Another well-known approach is based on using deformable models, which are formulated as either implicit or explicit. Level sets, which are one of the most popular methods in this category, are able to handle topological changes and are thus useful for cell segmentation and cell tracking. However, most of the current approaches make use of global information when considering the entire image as a whole and do not give much consideration to the special features of blood cells, e.g that two different colors can be represented in the same cell, especially white blood cells.
Some approaches use a more targeted analysis of areas of color in a cell. Color space or color modeling is defined as a model that is able to represent color numerically in terms of three or more coordinates. Some common color spaces, such as RGB, YIQ, HSV, Lab, have been effectively used in many computer vision applications. However, such color spaces were not particularly designed for medical images and it shows some weakness when displaying a white blood cell, as shown in FIG. 1.
In FIG. 1, the first column shows the original image. The second column shows the image adapted to the HSI color space, in which the white blood cells are presented similarly to the background, creating little differentiation between the two. The third column shows the image in the RGB color space and the white blood cell is presented in a similar color to the red blood cell, which leads to difficulty in separating the two. Hence, finding an appropriate color space for peripheral blood images to present the white blood cells as a distinct component of the image is an importance task for pathological analysis of blood cells.
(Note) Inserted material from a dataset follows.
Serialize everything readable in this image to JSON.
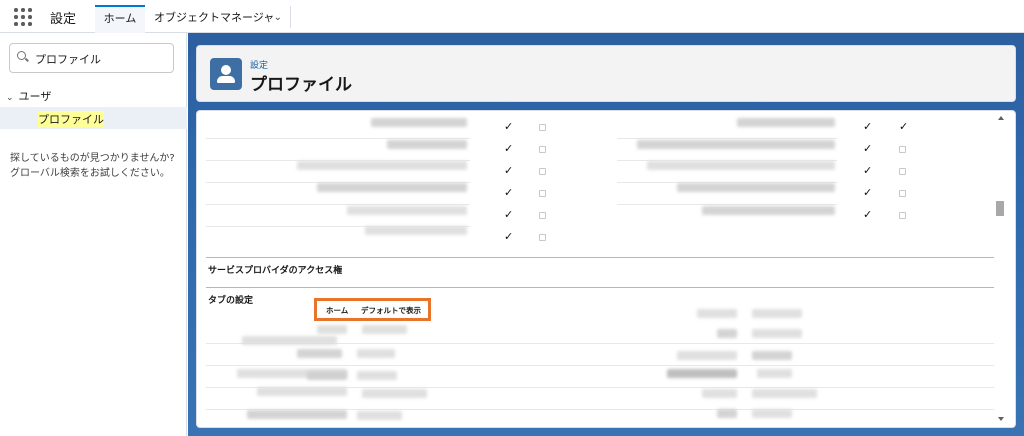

In addition to the drawbacks associated with current analysis techniques, most blood cell analysis methods and systems have concentrated on segmentation with the assumption that white blood cells are already present in the peripheral blood image. These methods have worked well on the images where white blood cells are present; however, the approaches experience difficulties when there are only red blood cells in the image, as shown in the first two columns of FIG. 2. For example, when no white blood cells are present, only two regions of the image, background and red blood cells, have to be separated. On the other hand, when white blood cells are present, three regions of the image, background, red blood cells, and white blood cells, have to be considered.
Given the drawbacks of current cell segmentation techniques, it is difficult to isolate and identify individual cells in an image. It would therefore be advantageous to develop a system and method of transforming a blood smear image to provide for a clear differentiation of targeted areas, enabling accurate segmentation of individual cells. With proper segmentation of the cells, classification of characteristics of individual cells can be used in disease diagnosis. While one embodiment of the present invention applies to blood cell images, the invention can be applied to images of other biologic cells.